Afro-Latina Rising
"The Cardi B Phenomenon," and the impact thereof on my sex work.
“The question of how we “see” latinidad remains particularly vexed for scholars of visuality, particularly absent linguistic cues or national markers.
Latinidad, because it can include those marked legally or socially as Black, white, Asian, or Indigenous, and is very often a mixture of these elements, is always about reading beyond these readily produced categories of phenotypic difference and reading into the ways that localized racial logics emerge within the particularities of each encounter.
Forged through colonial conquest, slavery, miscegenation, and migration, visual or linguistic markers that signal latinidad might be perceived in aesthetic, corporeal, and linguistic performances, but legibility already depends on access to specific cultural codes.” - Puta Life: Seeing Latinas, Working Sex by Juana Maria Rodriguez
This article was originally published by the author on PetitMort on 9 September 2024.
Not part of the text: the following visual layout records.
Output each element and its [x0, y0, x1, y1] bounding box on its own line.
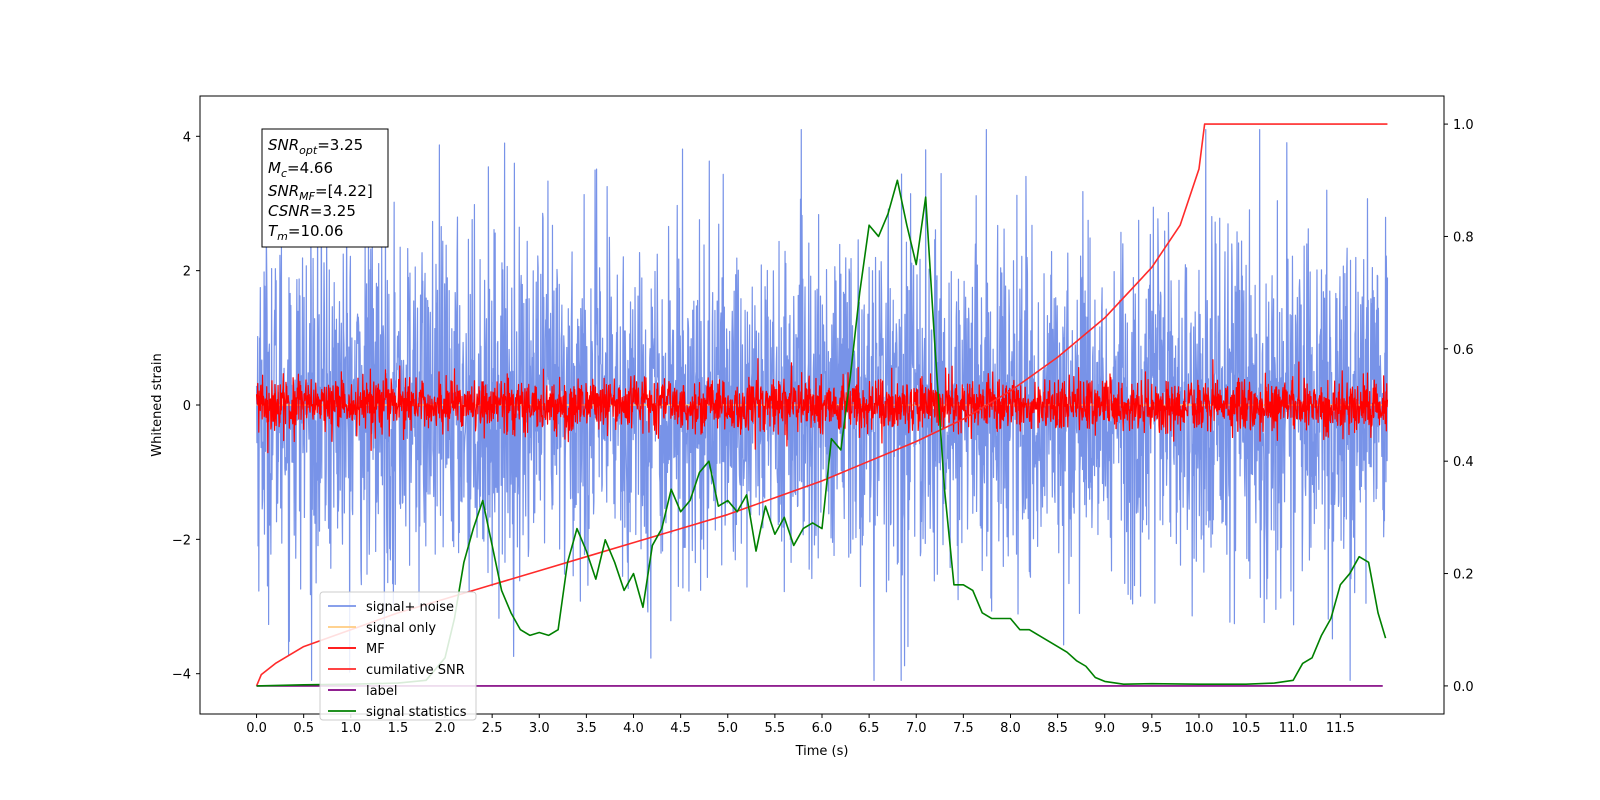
y-tick-label: 4 — [183, 130, 191, 145]
x-tick-label: 5.0 — [717, 721, 738, 736]
x-axis-label: Time (s) — [795, 744, 849, 759]
y-axis-right: 0.0 0.2 0.4 0.6 0.8 1.0 — [1444, 118, 1474, 695]
x-axis: 0.0 0.5 1.0 1.5 2.0 2.5 3.0 3.5 4.0 4.5 5.0 5.5 6.0 6… — [246, 714, 1355, 736]
y2-tick-label: 1.0 — [1453, 118, 1474, 133]
series-mf — [255, 358, 1389, 454]
x-tick-label: 2.5 — [482, 721, 503, 736]
annotation-mc: Mc=4.66 — [268, 159, 333, 180]
x-tick-label: 6.5 — [859, 721, 880, 736]
x-tick-label: 9.0 — [1094, 721, 1115, 736]
x-tick-label: 8.5 — [1047, 721, 1068, 736]
y-axis-left: −4 −2 0 2 4 — [172, 130, 200, 683]
x-tick-label: 11.5 — [1326, 721, 1355, 736]
x-tick-label: 7.5 — [953, 721, 974, 736]
x-tick-label: 8.0 — [1000, 721, 1021, 736]
x-tick-label: 1.0 — [340, 721, 361, 736]
x-tick-label: 3.5 — [576, 721, 597, 736]
x-tick-label: 4.5 — [670, 721, 691, 736]
legend-label-cumilative-snr: cumilative SNR — [366, 663, 465, 678]
y-tick-label: −4 — [172, 668, 191, 683]
x-tick-label: 0.5 — [293, 721, 314, 736]
x-tick-label: 10.5 — [1232, 721, 1261, 736]
x-tick-label: 2.0 — [435, 721, 456, 736]
legend: signal+ noise signal only MF cumilative SNR… — [319, 591, 477, 721]
x-tick-label: 7.0 — [906, 721, 927, 736]
x-tick-label: 6.0 — [812, 721, 833, 736]
annotation-snr-opt: SNRopt=3.25 — [268, 136, 363, 157]
legend-label-mf: MF — [366, 642, 385, 657]
x-tick-label: 11.0 — [1279, 721, 1308, 736]
legend-label-signal-noise: signal+ noise — [366, 600, 454, 615]
y2-tick-label: 0.6 — [1453, 343, 1474, 358]
y2-tick-label: 0.0 — [1453, 680, 1474, 695]
annotation-box: SNRopt=3.25 Mc=4.66 SNRMF=[4.22] CSNR=3.… — [261, 128, 389, 248]
x-tick-label: 9.5 — [1142, 721, 1163, 736]
annotation-tm: Tm=10.06 — [268, 222, 343, 243]
y2-tick-label: 0.8 — [1453, 230, 1474, 245]
annotation-csnr: CSNR=3.25 — [268, 202, 356, 220]
legend-label-signal-only: signal only — [366, 621, 436, 636]
legend-frame — [319, 591, 477, 721]
annotation-snr-mf: SNRMF=[4.22] — [268, 182, 373, 203]
x-tick-label: 0.0 — [246, 721, 267, 736]
y-tick-label: −2 — [172, 533, 191, 548]
x-tick-label: 5.5 — [765, 721, 786, 736]
x-tick-label: 4.0 — [623, 721, 644, 736]
legend-label-signal-statistics: signal statistics — [366, 705, 467, 720]
legend-label-label: label — [366, 684, 397, 699]
x-tick-label: 10.0 — [1184, 721, 1213, 736]
y-axis-label: Whitened strain — [150, 353, 165, 456]
y-tick-label: 2 — [183, 265, 191, 280]
series-signal-statistics — [256, 179, 1387, 687]
x-tick-label: 3.0 — [529, 721, 550, 736]
y2-tick-label: 0.2 — [1453, 568, 1474, 583]
y-tick-label: 0 — [183, 399, 191, 414]
y2-tick-label: 0.4 — [1453, 455, 1474, 470]
x-tick-label: 1.5 — [388, 721, 409, 736]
Imagine my shock in the winter of 2023 when a white British client—among a group of men I and other dancers were giving a group lapdance—growled at me from my position straddling his lap: “Are you Latina?” It was only in the past two years that I had begun to be recognized as Latinx by people from my own community; to be clocked by a white man in a strip club in Europe was flabbergasting. I was, however, a bit pleased. “Yes,” I smiled, and continued grinding on his lap before flipping myself over to twerk in front of one of his friends.